METALSMITHING AND JEWELRY OUTCOMES
Students gain an understanding of the expressive nature of both two- and three-dimensional form in relationship to the human body and independent objects such as hollowware. Students have grounding in formal design language, problem-solving skills, and critical thinking. They develop the ability to choose appropriate techniques, materials and formal design language to develop a visual vocabulary in service to content.
Students acquire knowledge about the history of jewelry and metalsmithing, the field’s contemporary theories and practices, and relevant critical language. Students gain skills to develop a self-directed body of work and articulate their work within both a historical and contemporary context. Students develop an understanding of the potential and limitations of non-ferrous metals and any other materials used, along with their social, cultural and conceptual implications. Students gain competency and confidence in their own process of working: how to generate, develop, and execute ideas.
Students gain competency and confidence in technical skills that include: soldering, fabrication techniques, forming, raising, multiple finishing methods, stone setting and fine goldsmithing skills in non-ferrous metals, enameling, and chasing and repousse. Students gain knowledge of the potential and limitations of non-ferrous metals’ physical characteristics and structural value, and any related health and safety concerns. Students understand standard safety procedures regarding chemicals and toxic materials. They are competent in proper tool usage and care. Students encounter and develop an understanding of the nature of risk-taking with their work and their relationship to it.
Students learn to write an artist statement, professional resume, cover letter and artist bio.

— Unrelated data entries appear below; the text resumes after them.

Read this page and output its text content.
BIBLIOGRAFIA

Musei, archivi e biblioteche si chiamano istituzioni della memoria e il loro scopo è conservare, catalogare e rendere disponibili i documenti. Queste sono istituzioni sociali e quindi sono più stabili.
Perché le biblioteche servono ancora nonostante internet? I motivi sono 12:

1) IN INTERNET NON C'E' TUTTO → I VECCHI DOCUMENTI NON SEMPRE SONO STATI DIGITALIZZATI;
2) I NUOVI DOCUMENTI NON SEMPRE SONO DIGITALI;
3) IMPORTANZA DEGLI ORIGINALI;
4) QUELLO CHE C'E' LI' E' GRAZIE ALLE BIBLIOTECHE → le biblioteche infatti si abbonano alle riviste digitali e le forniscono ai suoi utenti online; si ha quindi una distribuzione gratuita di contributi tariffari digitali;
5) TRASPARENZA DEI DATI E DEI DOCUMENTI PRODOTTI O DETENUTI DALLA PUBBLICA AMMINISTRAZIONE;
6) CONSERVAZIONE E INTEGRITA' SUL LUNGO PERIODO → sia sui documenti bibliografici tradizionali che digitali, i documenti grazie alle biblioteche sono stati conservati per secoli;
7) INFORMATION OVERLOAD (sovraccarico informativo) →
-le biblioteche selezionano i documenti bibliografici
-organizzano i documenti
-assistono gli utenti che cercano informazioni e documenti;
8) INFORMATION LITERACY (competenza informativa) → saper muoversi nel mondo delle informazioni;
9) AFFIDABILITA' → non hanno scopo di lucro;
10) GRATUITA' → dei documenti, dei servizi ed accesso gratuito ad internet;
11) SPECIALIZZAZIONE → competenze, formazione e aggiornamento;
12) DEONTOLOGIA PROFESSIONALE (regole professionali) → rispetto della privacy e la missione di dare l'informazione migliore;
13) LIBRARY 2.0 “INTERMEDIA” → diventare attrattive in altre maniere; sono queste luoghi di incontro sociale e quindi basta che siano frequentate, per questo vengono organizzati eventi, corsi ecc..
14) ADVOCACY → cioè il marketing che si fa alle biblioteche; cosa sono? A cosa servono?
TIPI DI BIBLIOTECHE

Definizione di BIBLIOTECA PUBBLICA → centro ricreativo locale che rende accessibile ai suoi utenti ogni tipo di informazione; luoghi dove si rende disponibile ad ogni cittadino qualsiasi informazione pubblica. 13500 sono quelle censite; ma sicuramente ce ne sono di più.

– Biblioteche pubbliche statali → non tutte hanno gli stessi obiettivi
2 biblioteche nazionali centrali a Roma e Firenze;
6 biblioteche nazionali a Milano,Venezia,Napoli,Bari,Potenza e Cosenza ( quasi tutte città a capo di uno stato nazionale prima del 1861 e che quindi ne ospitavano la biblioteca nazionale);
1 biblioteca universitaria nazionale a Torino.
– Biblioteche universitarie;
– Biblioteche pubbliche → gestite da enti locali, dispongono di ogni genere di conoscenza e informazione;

They work with a professional photographer to gain optimum visual documentation of their work. They seek out and research opportunities in the field through the use of the web, professional organizations, publications and periodicals, and gain an understanding of how to approach a gallery. Students gain experience in applying for juried exhibitions, displaying work in a professional and effective manner, and mastering the basic business practices needed to run a sole proprietorship, i.e. bookkeeping for tax purposes, pricing work, studio start-up costs, registering yourself as a business in any given state, and using a CPA to advantage.